Dalam perjalanan pulang, saya banyak ngobrol sama penarik dokar. Agar ngobrol maksimal, saya meminta agar dokar tidak dipacu cepat, cukup jalan biasa sambil menikmati sesekitar. Dokar yang saya kendarai ini, pemiliknya tergolong bersahabat, bisa diajak canda dan tertawa lepas. Kudanya bringas, beda dengan kuda dokar yang saya tumpangi dalam perjalanan berangkat. Cerita dari dua penarik dokar ternyata asyik. Penarik dokar pulang, sudah sejak tahun 1971. Sedangkan penarik dokar berangkat, sudah sejak tahun 1975. Keduanya masih segar, sehat, energik. Setelah saya tanya rahasiannya apa, jawaban mereka hampir sama "nikmatilah hidup, tidak usah dipikir terlalu dalam. Jalani, lalui. Bangun keakraban dan canda tawa antar manusia, karena keakraban dan candatawa itulah yang bikin pikiran dan tubuh terus terasa muda" kelekarnya. Pernjalanan pulang terasa cepat, stasiun Blitar sudah semakin dekat. Kira-kira, 5 meter dari stasiun, kami kena hujan, dokar pun berjalan sangat pelan. Sampai di stasiun, kami turun. Di tengah hujan yang mengguyur, kuda telah basah akibat hujan, kemudian dikasih pakaian berbahan terpal oleh pemiliknya. Akhirnya, kuda bebas dari guyuran air hujan yang deras.

Sambil menunggu hujan reda, kami meringkuh di toko camilan yang atapnya tidak sedikit yang bocor.
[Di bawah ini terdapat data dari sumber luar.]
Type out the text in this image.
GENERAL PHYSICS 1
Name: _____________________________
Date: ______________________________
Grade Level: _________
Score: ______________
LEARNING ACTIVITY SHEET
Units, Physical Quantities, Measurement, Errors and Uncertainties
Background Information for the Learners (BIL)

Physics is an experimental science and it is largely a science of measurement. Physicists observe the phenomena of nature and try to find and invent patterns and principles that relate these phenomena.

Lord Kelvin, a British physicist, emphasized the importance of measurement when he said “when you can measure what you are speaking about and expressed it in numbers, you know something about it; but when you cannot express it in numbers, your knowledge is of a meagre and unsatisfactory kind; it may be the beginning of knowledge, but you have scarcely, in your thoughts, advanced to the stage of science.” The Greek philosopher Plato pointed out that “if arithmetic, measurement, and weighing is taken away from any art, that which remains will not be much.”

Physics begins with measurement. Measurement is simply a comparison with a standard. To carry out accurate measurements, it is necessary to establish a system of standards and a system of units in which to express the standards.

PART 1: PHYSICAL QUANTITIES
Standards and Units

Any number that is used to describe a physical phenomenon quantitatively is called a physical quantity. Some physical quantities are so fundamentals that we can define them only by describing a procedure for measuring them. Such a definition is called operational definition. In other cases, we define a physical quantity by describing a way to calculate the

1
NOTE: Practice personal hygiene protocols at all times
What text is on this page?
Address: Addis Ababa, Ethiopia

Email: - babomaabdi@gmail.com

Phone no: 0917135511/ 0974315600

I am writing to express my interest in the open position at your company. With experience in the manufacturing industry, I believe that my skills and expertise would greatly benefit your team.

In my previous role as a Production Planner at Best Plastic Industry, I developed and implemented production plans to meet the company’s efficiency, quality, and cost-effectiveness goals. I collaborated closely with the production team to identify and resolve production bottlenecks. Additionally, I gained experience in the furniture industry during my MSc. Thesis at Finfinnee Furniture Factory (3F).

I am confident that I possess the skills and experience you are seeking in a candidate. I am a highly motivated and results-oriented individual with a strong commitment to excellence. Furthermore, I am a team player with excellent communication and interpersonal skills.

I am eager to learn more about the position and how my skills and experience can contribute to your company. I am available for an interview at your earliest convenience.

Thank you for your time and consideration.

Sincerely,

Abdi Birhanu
Sambil makan camilan yang sempat dibeli di areal makam Bung Karno, kami baca koran Surya yang tergelatak di atas kulkas minuman milik salah satu prodak minuman. Koran telah terbaca, hujan pun tak kunjung reda. Mata saya ngantuk berat. Akhirnya, saya seorang tertidur duduk, dua orang diantara kami menikmati kesendiriannya masing-masing. Selang, kira-kira 45 menit kemudian, saya terbangun dan hujan sudah tidak begitu deras. Kemudian, kami pun bersepakat untuk melangkah ke stasiun. Sambil menunggu kereta, kami sholat Asyar, dan isi daya batre BlackBarry yang habis sejak siang.

Usai sholat dan batre handphone terisi, sambil menunggu Kereta datang, kami berfoto ria di sudut-sudut yang menurut kami bagus. Akhirnya, selang beberapa menit kemudian, kereta pun datang.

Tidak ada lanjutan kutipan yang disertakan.